Foreign students who study (and in some cases work) in the U.S., as authorized by their F-1 student visas, should be aware of the impact that a fully remote semester will have on their status. According to a Broadcast Message from the Student and Exchange Visitor Program (SEVP), the body that oversees the F-1 visa program:

In all cases, schools and students should document any decisions made and be able provide this information to SEVP upon request. Similarly, changes to workplace requirements may impact nonimmigrant students engaging in practical training. SEVP encourages such students to consult with their employer to seek alternative ways to maintain employment, such as teleworking or other arrangements.

The message contains specific instructions for the reporting that is required of SEVP-certified schools that plan to go fully remote, exercise temporary closures, or implement any other change of major consequence for the F-1 student body.

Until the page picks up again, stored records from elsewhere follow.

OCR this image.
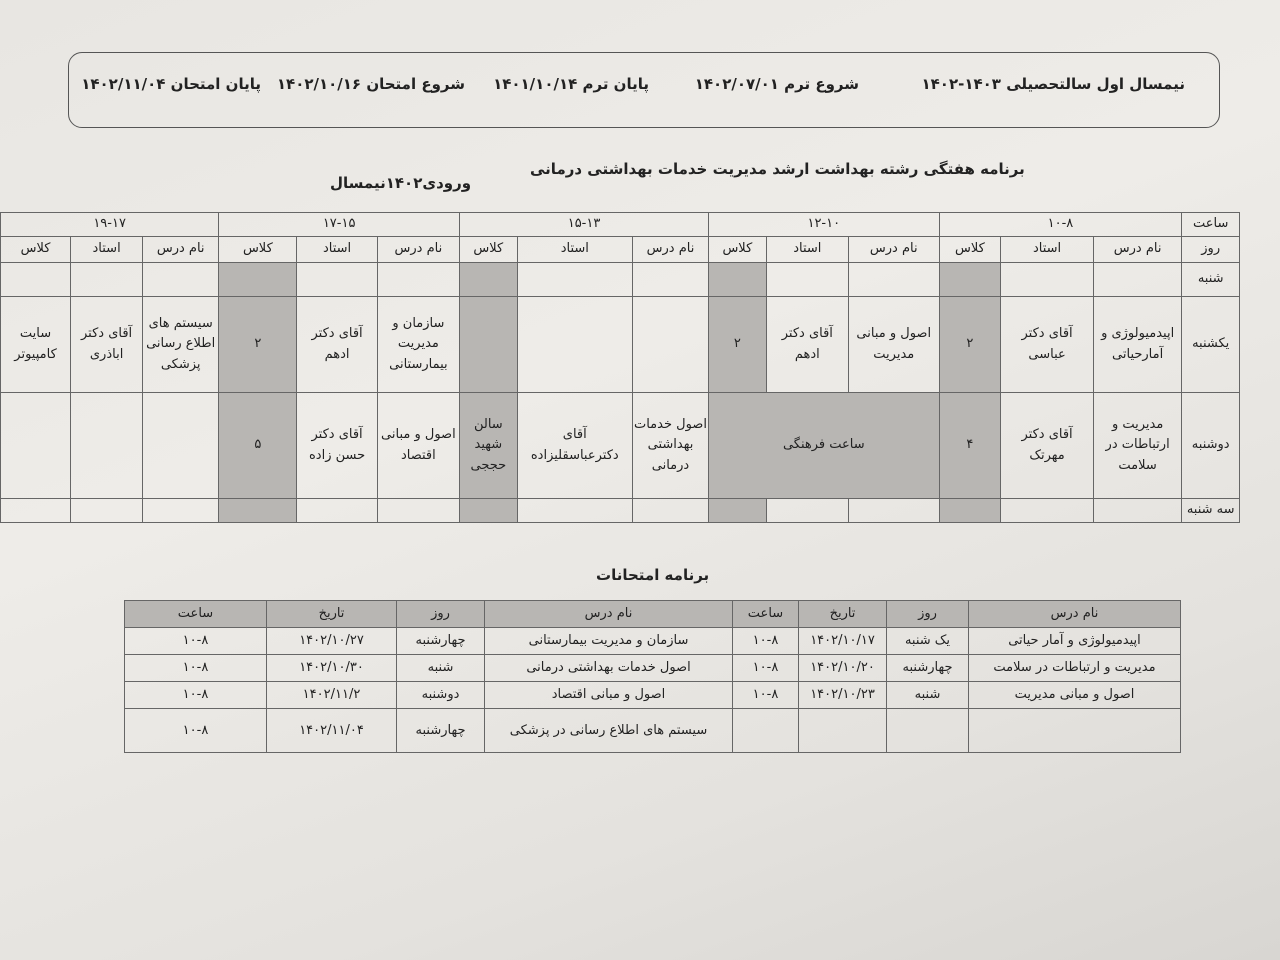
نیمسال اول سالتحصیلی ۱۴۰۳-۱۴۰۲
شروع ترم ۱۴۰۲/۰۷/۰۱
پایان ترم ۱۴۰۱/۱۰/۱۴
شروع امتحان ۱۴۰۲/۱۰/۱۶
پایان امتحان ۱۴۰۲/۱۱/۰۴
برنامه هفتگی رشته بهداشت ارشد مدیریت خدمات بهداشتی درمانی
ورودی۱۴۰۲نیمسال
ساعت	۱۰-۸			۱۲-۱۰			۱۵-۱۳			۱۷-۱۵			۱۹-۱۷		
روز	نام درس	استاد	کلاس	نام درس	استاد	کلاس	نام درس	استاد	کلاس	نام درس	استاد	کلاس	نام درس	استاد	کلاس
شنبه															
یکشنبه	اپیدمیولوژی و آمارحیاتی	آقای دکتر عباسی	۲	اصول و مبانی مدیریت	آقای دکتر ادهم	۲				سازمان و مدیریت بیمارستانی	آقای دکتر ادهم	۲	سیستم های اطلاع رسانی پزشکی	آقای دکتر اباذری	سایت کامپیوتر
دوشنبه	مدیریت و ارتباطات در سلامت	آقای دکتر مهرتک	۴	ساعت فرهنگی			اصول خدمات بهداشتی درمانی	آقای دکترعباسقلیزاده	سالن شهید حججی	اصول و مبانی اقتصاد	آقای دکتر حسن زاده	۵			
سه شنبه															
برنامه امتحانات
نام درس	روز	تاریخ	ساعت	نام درس	روز	تاریخ	ساعت
اپیدمیولوژی و آمار حیاتی	یک شنبه	۱۴۰۲/۱۰/۱۷	۱۰-۸	سازمان و مدیریت بیمارستانی	چهارشنبه	۱۴۰۲/۱۰/۲۷	۱۰-۸
مدیریت و ارتباطات در سلامت	چهارشنبه	۱۴۰۲/۱۰/۲۰	۱۰-۸	اصول خدمات بهداشتی درمانی	شنبه	۱۴۰۲/۱۰/۳۰	۱۰-۸
اصول و مبانی مدیریت	شنبه	۱۴۰۲/۱۰/۲۳	۱۰-۸	اصول و مبانی اقتصاد	دوشنبه	۱۴۰۲/۱۱/۲	۱۰-۸
				سیستم های اطلاع رسانی در پزشکی	چهارشنبه	۱۴۰۲/۱۱/۰۴	۱۰-۸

SEVP’s guidelines require early, open communication between F-1 students and SEVP program administrators, and they are best executed through the combined efforts of students, administrators, faculty, and attorneys.

In addition to communicating about these new reporting guidelines, graduating F-1 students who have yet to request OPT may want to discuss this option with their SEVP advisors, and if possible with legal counsel. We advise F-1 students to follow the instructions that they are receiving from their respective schools, but we strongly recommend that they apply for OPT and file their I-765 Applications as soon as possible and remain in the U.S. until the EAD is received. Thereafter, an F-1 student who has graduated may be readmitted to the U.S. if they have in hand the EAD, a valid passport and I-20, and a letter confirming employment.